I've worked with Manson in the past with improved reamers, while I appreciate what Wheeler and others have done, I really don't get all the variations of 32, 35, 37, and even 35 with the shoulder bumped forward..
I know reliable feeding from a BDL setup is the focus of those designs, but I'm going center feed and 40 degrees requires almost 0 trimming while 35 needs it every 5-6 firings.

It's pretty simple to have a reamer and dies designed correctly, in this case I'm designing everything around lapua brass which is .006 shorter than Norma, add a .004 crush fit for fireforming and it's .010 shorter than CIP length.
I'm adding .005 clearance above the web to avoid clickers, .005 neck clearance, and throating it for 225s .025 above the neck shoulder junction
 
I had a 40° shoulder 300 NMI drawn up in Quickdesign and was about to send to Manson.

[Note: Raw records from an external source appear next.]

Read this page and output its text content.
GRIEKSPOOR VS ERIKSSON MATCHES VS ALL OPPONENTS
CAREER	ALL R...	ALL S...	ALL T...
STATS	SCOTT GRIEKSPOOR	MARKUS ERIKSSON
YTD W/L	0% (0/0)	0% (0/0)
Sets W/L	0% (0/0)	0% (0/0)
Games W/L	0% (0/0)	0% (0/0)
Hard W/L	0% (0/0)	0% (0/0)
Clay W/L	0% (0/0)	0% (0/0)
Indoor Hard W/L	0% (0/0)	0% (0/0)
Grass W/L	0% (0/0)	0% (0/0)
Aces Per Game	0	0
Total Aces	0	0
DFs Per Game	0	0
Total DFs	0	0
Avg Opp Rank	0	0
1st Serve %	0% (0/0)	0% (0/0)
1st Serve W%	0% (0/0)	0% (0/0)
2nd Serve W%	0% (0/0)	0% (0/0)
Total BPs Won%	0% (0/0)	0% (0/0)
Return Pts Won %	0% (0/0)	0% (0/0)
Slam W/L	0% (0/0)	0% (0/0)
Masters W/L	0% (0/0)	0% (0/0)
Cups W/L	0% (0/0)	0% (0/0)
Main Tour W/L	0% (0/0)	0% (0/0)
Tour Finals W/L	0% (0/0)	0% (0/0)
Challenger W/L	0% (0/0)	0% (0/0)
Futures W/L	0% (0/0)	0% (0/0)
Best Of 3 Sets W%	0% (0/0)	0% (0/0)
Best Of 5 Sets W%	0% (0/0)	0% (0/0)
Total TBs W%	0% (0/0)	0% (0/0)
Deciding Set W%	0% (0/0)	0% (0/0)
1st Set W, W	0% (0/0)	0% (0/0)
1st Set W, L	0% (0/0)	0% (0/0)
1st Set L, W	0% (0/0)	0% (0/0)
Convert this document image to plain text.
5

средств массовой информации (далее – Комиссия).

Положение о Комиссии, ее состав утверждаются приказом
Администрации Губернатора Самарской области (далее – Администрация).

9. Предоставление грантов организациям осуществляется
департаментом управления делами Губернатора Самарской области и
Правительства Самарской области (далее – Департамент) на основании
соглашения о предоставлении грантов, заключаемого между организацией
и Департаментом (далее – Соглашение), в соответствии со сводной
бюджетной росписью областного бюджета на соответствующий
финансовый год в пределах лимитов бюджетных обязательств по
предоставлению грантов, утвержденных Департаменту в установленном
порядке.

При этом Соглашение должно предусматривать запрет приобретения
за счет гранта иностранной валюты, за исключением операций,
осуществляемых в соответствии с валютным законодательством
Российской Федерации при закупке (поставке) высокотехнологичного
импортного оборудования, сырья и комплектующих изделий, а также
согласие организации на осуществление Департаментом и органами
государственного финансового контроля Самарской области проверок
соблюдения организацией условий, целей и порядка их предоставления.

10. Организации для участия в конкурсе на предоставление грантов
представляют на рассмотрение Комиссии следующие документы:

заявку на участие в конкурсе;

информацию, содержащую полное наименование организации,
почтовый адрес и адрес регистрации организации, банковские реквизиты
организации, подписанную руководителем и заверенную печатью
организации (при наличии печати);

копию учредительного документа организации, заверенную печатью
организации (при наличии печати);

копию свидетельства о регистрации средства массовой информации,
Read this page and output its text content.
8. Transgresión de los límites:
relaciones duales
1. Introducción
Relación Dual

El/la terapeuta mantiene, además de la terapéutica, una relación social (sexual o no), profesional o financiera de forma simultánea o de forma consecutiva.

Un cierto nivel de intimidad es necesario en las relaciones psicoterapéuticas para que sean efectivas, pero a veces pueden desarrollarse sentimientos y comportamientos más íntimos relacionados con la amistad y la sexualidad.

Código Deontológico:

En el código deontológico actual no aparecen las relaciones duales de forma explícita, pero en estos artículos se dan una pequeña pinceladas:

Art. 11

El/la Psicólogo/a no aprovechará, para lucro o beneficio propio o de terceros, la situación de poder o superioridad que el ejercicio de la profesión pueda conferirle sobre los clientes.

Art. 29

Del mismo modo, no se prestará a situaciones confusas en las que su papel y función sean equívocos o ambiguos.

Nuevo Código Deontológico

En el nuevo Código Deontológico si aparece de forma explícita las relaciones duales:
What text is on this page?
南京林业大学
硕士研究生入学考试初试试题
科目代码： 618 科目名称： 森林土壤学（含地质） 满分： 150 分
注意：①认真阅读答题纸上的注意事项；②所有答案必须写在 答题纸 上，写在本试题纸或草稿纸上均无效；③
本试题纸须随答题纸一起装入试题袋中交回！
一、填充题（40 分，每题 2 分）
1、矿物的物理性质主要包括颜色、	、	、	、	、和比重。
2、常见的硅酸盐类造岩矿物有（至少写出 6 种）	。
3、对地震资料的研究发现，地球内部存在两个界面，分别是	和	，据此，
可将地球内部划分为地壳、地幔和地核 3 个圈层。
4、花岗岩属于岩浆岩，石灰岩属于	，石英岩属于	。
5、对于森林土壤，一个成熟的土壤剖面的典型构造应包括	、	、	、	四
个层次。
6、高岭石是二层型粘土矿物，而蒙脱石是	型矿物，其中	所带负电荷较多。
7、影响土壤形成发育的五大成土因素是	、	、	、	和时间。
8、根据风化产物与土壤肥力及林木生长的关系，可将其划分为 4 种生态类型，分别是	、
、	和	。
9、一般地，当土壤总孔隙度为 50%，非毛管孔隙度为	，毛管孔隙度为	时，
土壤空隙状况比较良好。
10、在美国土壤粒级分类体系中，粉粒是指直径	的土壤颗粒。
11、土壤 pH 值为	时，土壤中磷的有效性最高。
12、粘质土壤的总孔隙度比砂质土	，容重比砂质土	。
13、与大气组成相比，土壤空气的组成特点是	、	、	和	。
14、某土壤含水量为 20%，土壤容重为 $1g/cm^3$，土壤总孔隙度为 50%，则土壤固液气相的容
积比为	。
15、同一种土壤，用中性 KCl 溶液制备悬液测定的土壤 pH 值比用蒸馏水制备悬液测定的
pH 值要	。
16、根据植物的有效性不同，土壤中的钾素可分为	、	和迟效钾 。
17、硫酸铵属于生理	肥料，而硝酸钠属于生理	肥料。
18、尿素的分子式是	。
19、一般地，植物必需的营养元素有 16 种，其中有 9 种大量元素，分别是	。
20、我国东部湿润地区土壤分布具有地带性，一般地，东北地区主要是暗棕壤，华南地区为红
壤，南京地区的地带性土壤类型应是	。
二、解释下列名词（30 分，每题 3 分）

The I got to thinking about 16-20 weeks after I had fire formed brass to get a resizer die, working through chamber design, etc so I just did the easy button and went with the AW2 reamer with an additional .025 freebore added for 245 EOL and 250 ATips. Reamer prints available and dies in stock at Bullet Central. Also I wanted the ability to either run an internal center feed box or a DBM and felt on that large of a case that the slightly softer shoulder angle may feed better.
 
I had a 40° shoulder 300 NMI drawn up in Quickdesign and was about to send to Manson. The I got to thinking about 16-20 weeks after I had fire formed brass to get a resizer die, working through chamber design, etc so I just did the easy button and went with the AW2 reamer with an additional .025 freebore added for 245 EOL and 250 ATips. Reamer prints available and dies in stock at Bullet Central. Also I wanted the ability to either run an internal center feed box or a DBM and felt on that large of a case that the slightly softer shoulder angle may feed better.
This is what my reasoning was.

I like @7.2 gunner had everything designed with a 40° shoulder. Then I started seeing reports from basically all the NM about clickers after a few reloading. These were from the very best die manf sent 3x fired unsized cases. The issue was these cases needed a bit more base sizing I believe. It was Alex that had worked it out and tweaked numbers to make it all work and minimal sizing but no more clickers. On top of all that he worked with BC and had dies made and kept in stock. For me that is a huge benefit. Hard to beat turn key that is 99% of what I had in mind. I understand others may not feel the same way. It's nice to havr complete control and make it yours.
 
I'm a fan of the NM case and have one in 338. I trim my brass ever 3 or 4 firings and it's minimal. I have Norma brass. I stuck with the standard case to avoid the higher prices of custom dies. Although, if you can afford the car, you can afford the gas. :)

Fire forming is fun! I wouldn't shy away from that if you want an improved case design. +1 vote for AW chamber config.
 
I'm gathering parts for a short barreled build in 300 NM, and I'd like to avoid fireforming but am concerned about excessive neck growth with the 20 degree shoulder.
Those of you with experience how often are you having to trim the necks, and hows case life with Lapua brass?
Following 👊🏽

I'm working on a 20" suppressed 300 Norma (standard) soon. Pretty intriguing case to start with and in a 20" version. I was thinking running 200-215 class bullets to keep speed up. Maybe mono's. I think I would go longer on the barrel for a 300 Norma Improved though. 24-26" maybe?

Look forward to seeing how this build shakes out for you.